PARIS : Une situation jugée «inédite»: le Sénat dominé par l'opposition de droite entamera lundi l'examen en première lecture du projet de budget de la Sécu pour 2023, frappé d'un 49.3 à l'Assemblée nationale après une série de revers pour le gouvernement.
C'est la première séquence du marathon budgétaire annuel au Palais du Luxembourg, qui sera close par un vote solennel sur l'ensemble du projet de loi de financement de la Sécurité sociale le 15 novembre.
Ce PLFSS anticipe une forte baisse du déficit à 7,2 milliards en 2023 (17,8 milliards cette année), reposant sur une fonte spectaculaire de la facture Covid.
Le texte est arrivé amputé par les députés de ses deux premières parties - relatives aux exercices 2021 et 2022. Les sénateurs les ont rétablies en commission, non sans avoir revu à la baisse le redressement des comptes pour 2021.
Cent amendements ont été adoptés en commission, qui, selon la règle applicable aux textes budgétaires, devront être votés de nouveau dans l'hémicycle.
Plusieurs centaines d'autres ont été déposés pour la séance publique. Ainsi qu'une motion de rejet d'emblée du texte du groupe CRCE à majorité communiste, qui a toutes les chances d'être repoussée.
La rapporteure générale de la commission des Affaires sociales, Elisabeth Doineau (centriste), déplore un projet de budget «timide sur tout» et manquant de «propositions fortes».
Les sénateurs ont validé l'objectif national de dépenses d'assurance maladie pour 2023 (Ondam) proposé dans le texte du gouvernement à 244,1 milliards d'euros.
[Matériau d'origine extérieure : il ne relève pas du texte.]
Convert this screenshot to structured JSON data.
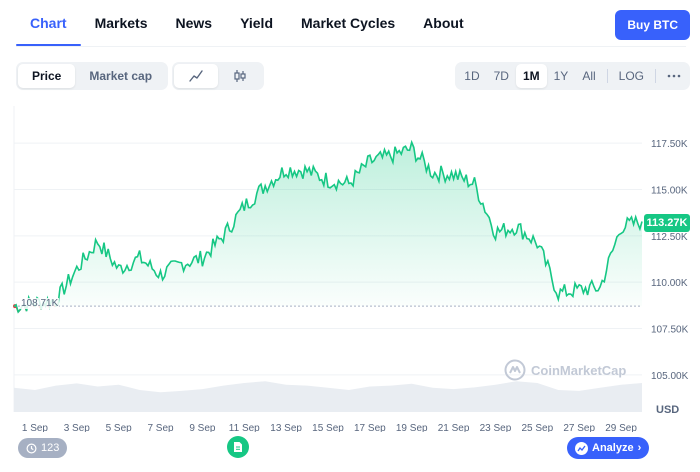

Mais pour la rapporteure, ce chiffre est encore «instable». Comme en témoigne la rallonge de 400 millions d'euros annoncée mercredi par le ministre de la Santé François Braun pour venir en aide aux services pédiatriques. Elle comprend l'enveloppe de 150 millions d'euros promise en octobre par le gouvernement pour soutenir «les services en tension».
Les sénateurs ont en revanche rejeté la trajectoire financière proposée par le gouvernement jusqu'en 2026, l'estimant pas crédible.
- Retraite à 64 ans -
Comme annoncé, le rapporteur de la branche vieillesse René-Paul Savary (LR) a introduit dans le texte un mécanisme de réforme des retraites. Un «marqueur fort» du Sénat, et un coup de pression sur le gouvernement qui a ouvert début octobre une concertation avec les syndicats et le patronat, en vue d'une réforme début 2023.
«Plus élaboré que l'an passé» selon la présidente de la commission Catherine Deroche (LR), l'amendement propose dans un premier temps la mise en place d'une «convention
nationale» chargée de formuler des mesures pour un retour à l'équilibre, tout en prenant en compte la pénibilité, les carrières longues et l'emploi des seniors.
En cas d'échec, il prévoit une accélération de la réforme Touraine, et le report à 64 ans de l'âge légal à compter de la génération 1967. Un cocktail auquel le président Emmanuel Macron s'était dit «ouvert».
Sans surprise, les sénateurs ont approuvé, en le complétant, le principe d'une quatrième année d'internat pour les étudiants en médecine générale, pour des stages «en priorité» dans une zone sous-dotée en médecins.
Dans le même esprit, la rapporteure a proposé d'étendre «à l'ensemble des professionnels de santé» l'exonération de cotisations vieillesse pendant un an promise par Emmanuel Macron pour les médecins en cumul emploi-retraite.
Les sénateurs ont en revanche supprimé certaines «mesures hétéroclites d'organisation des soins», estimant qu'elles devaient plutôt figurer dans une future loi «santé». Telle la possibilité pour les infirmiers disposant d'une formation avancée de prendre en charge directement des patients.
Ils ont instauré une «contribution de solidarité» des mutuelles à hauteur de 300 millions d'euros et ont renforcé l'encadrement des téléconsultations ainsi que la limitation de l’intérim médical.
La commission n'a pas touché au projet controversé de transfert en 2024 des cotisations Agirc-Arrco à la Sécu, mais «il n'est pas exclu que ce soit supprimé en séance», selon Mme Deroche.
Avec ce transfert, le gouvernement choisit de «se servir dans les caisses» du principal régime de retraite complémentaire, ont affirmé dans une tribune récente une quinzaine de parlementaires, dont le patron des sénateurs LR Bruno Retailleau et la vice-présidente centriste du Sénat Valérie Létard.